Hence, the basis of our actions should be based upon Islam, whereas philosophy
ought to be considered as an independent discipline. It should also
be noted that the thrust of Ghazzali’s argument is not against philosophy, but
rather its use. His main concern is that the philosophers are drawing
conclusions from their ‘arguments’ that are not valid.
Muhammad Iqbal sees no contradiction between faith and reason.

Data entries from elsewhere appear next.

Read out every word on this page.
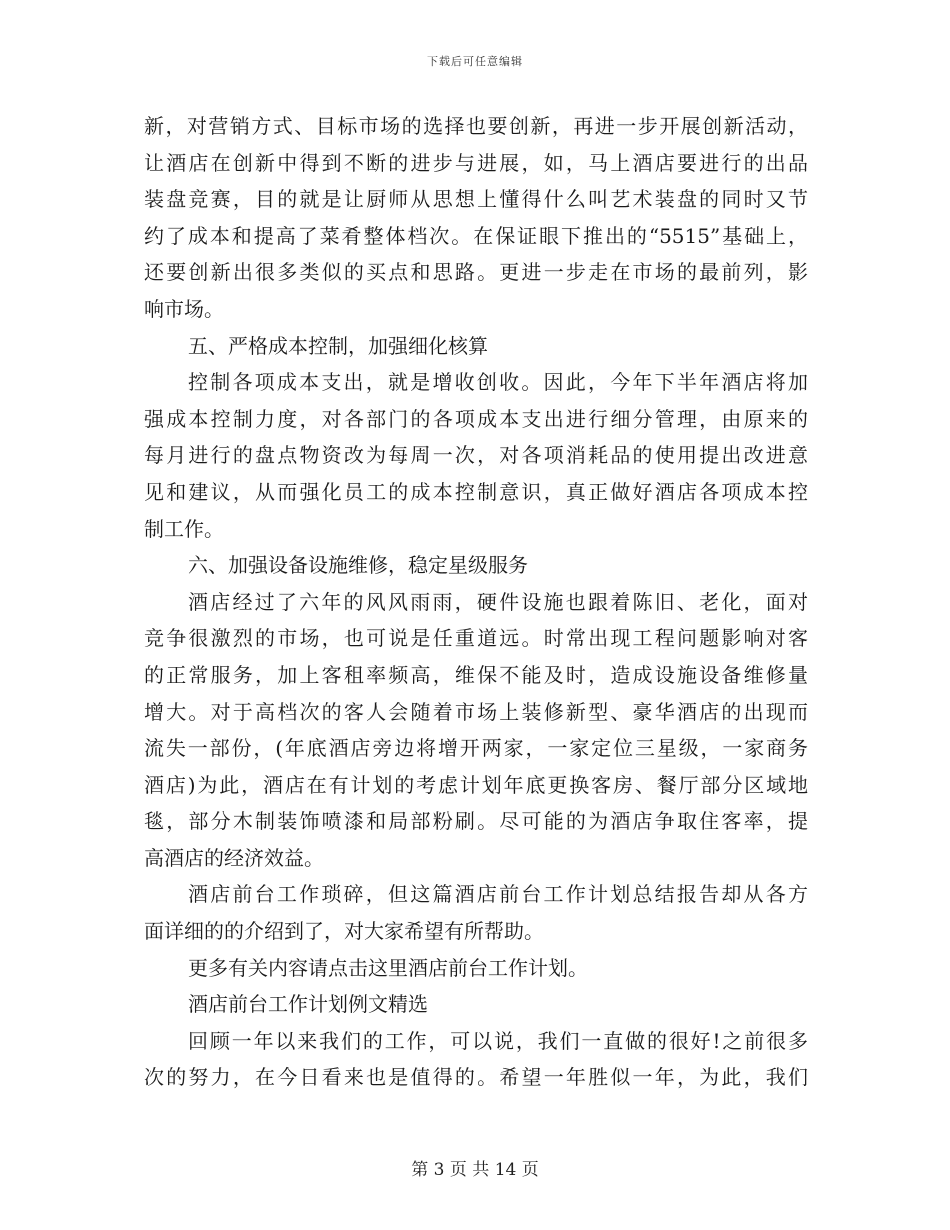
下载后可任意编辑
新，对营销方式、目标市场的选择也要创新，再进一步开展创新活动，
让酒店在创新中得到不断的进步与进展，如，马上酒店要进行的出品
装盘竞赛，目的就是让厨师从思想上懂得什么叫艺术装盘的同时又节
约了成本和提高了菜肴整体档次。在保证眼下推出的“5515”基础上，
还要创新出很多类似的买点和思路。更进一步走在市场的最前列，影
响市场。
五、严格成本控制，加强细化核算
控制各项成本支出，就是增收创收。因此，今年下半年酒店将加
强成本控制力度，对各部门的各项成本支出进行细分管理，由原来的
每月进行的盘点物资改为每周一次，对各项消耗品的使用提出改进意
见和建议，从而强化员工的成本控制意识，真正做好酒店各项成本控
制工作。
六、加强设备设施维修，稳定星级服务
酒店经过了六年的风风雨雨，硬件设施也跟着陈旧、老化，面对
竞争很激烈的市场，也可说是任重道远。时常出现工程问题影响对客
的正常服务，加上客租率频高，维保不能及时，造成设施设备维修量
增大。对于高档次的客人会随着市场上装修新型、豪华酒店的出现而
流失一部份，(年底酒店旁边将增开两家，一家定位三星级，一家商务
酒店)为此，酒店在有计划的考虑计划年底更换客房、餐厅部分区域地
毯，部分木制装饰喷漆和局部粉刷。尽可能的为酒店争取住客率，提
高酒店的经济效益。
酒店前台工作琐碎，但这篇酒店前台工作计划总结报告却从各方
面详细的的介绍到了，对大家希望有所帮助。
更多有关内容请点击这里酒店前台工作计划。
酒店前台工作计划例文精选
回顾一年以来我们的工作，可以说，我们一直做的很好!之前很多
次的努力，在今日看来也是值得的。希望一年胜似一年，为此，我们
第 3 页 共 14 页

Iqbal (1877-1938 CE) in this century is considered the poet-philosopher of
Islam, his works have been extremely influential in the revival of Islamic
thought. He was born in (what is now) Pakistan but studied in Britian and
Germany, thus providing insight into both philosophical traditions. He
thinks that both thought and intuition arise from the same source and don’t
oppose each other, but rather are complimentary. Reason aims at understanding
the physical world and existence, whereas religious experience aims at
transcending this world and achieving the knowledge of the ultimate.
Iqbal then thinks that it is necessary for Muslims to engage themselves in the
study and science of philosophy in order to redefine Islamic culture, which is
now confronted with a more advanced western civilization. If Muslim
thinkers fail in this challenge, then Muslim thought may be absorbed by Western
philosophy, as the two cultures begin to integrate further.

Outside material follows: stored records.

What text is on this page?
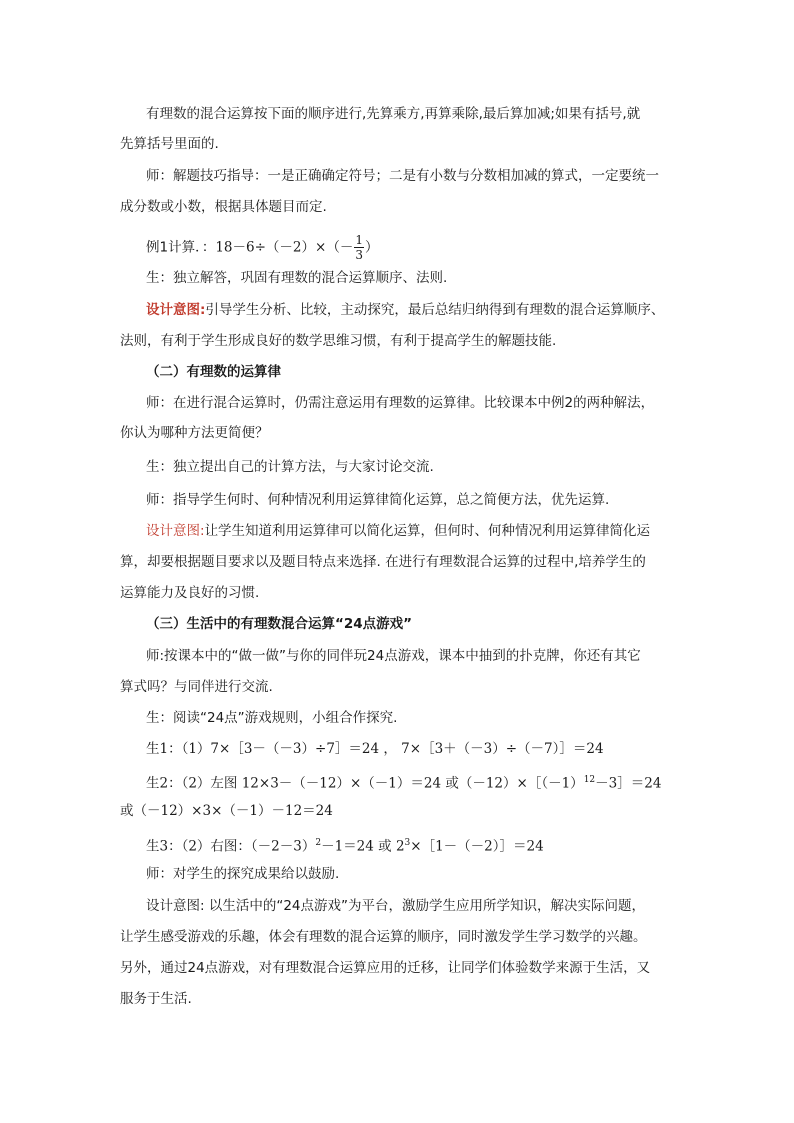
有理数的混合运算按下面的顺序进行,先算乘方,再算乘除,最后算加减;如果有括号,就
先算括号里面的.
师：解题技巧指导：一是正确确定符号；二是有小数与分数相加减的算式，一定要统一
成分数或小数，根据具体题目而定.
例1计算．：$18-6\div(-2)\times(- \frac{1}{3}$ ）
生：独立解答，巩固有理数的混合运算顺序、法则.
设计意图:引导学生分析、比较，主动探究，最后总结归纳得到有理数的混合运算顺序、
法则，有利于学生形成良好的数学思维习惯，有利于提高学生的解题技能.
（二）有理数的运算律
师：在进行混合运算时，仍需注意运用有理数的运算律。比较课本中例2的两种解法，
你认为哪种方法更简便？
生：独立提出自己的计算方法，与大家讨论交流.
师：指导学生何时、何种情况利用运算律简化运算，总之简便方法，优先运算.
设计意图:让学生知道利用运算律可以简化运算，但何时、何种情况利用运算律简化运
算，却要根据题目要求以及题目特点来选择. 在进行有理数混合运算的过程中,培养学生的
运算能力及良好的习惯.
（三）生活中的有理数混合运算“24点游戏”
师:按课本中的“做一做”与你的同伴玩24点游戏，课本中抽到的扑克牌，你还有其它
算式吗？与同伴进行交流.
生：阅读“24点”游戏规则，小组合作探究.
生1：（1）7×［3－（－3）÷7］＝24 ， 7×［3＋（－3）÷（－7）］＝24
生2：（2）左图 12×3－（－12）×（－1）＝24 或$(-12)\times[(-1)^{12}-3]=24$
或（－12）×3×（－1）－12＝24
生3：（2）右图：$(-2-3)^2-1=24$ 或 $2^3\times[1-(-2)]=24$
师：对学生的探究成果给以鼓励.
设计意图: 以生活中的“24点游戏”为平台，激励学生应用所学知识，解决实际问题，
让学生感受游戏的乐趣，体会有理数的混合运算的顺序，同时激发学生学习数学的兴趣。
另外，通过24点游戏，对有理数混合运算应用的迁移，让同学们体验数学来源于生活，又
服务于生活.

This debate is not uniquely Islamic, similar debates have persisted in
Christian thought as well. While religious tensions in Europe were
hindering analytical thought, it was flourishing in Muslim lands. As the
Churches influenced decreased a more dynamic movement emerged in Europe brining
with it a whole new worldview moving towards reason and away from dogma.
Today many Christian theologians also use philosophy to justify their positions,
as is similar among certain Muslim groups. The irritating problem,
however, is to uphold the conclusion of these theists on purely philosophical
grounds, in the face of a challenge from radical skepticism.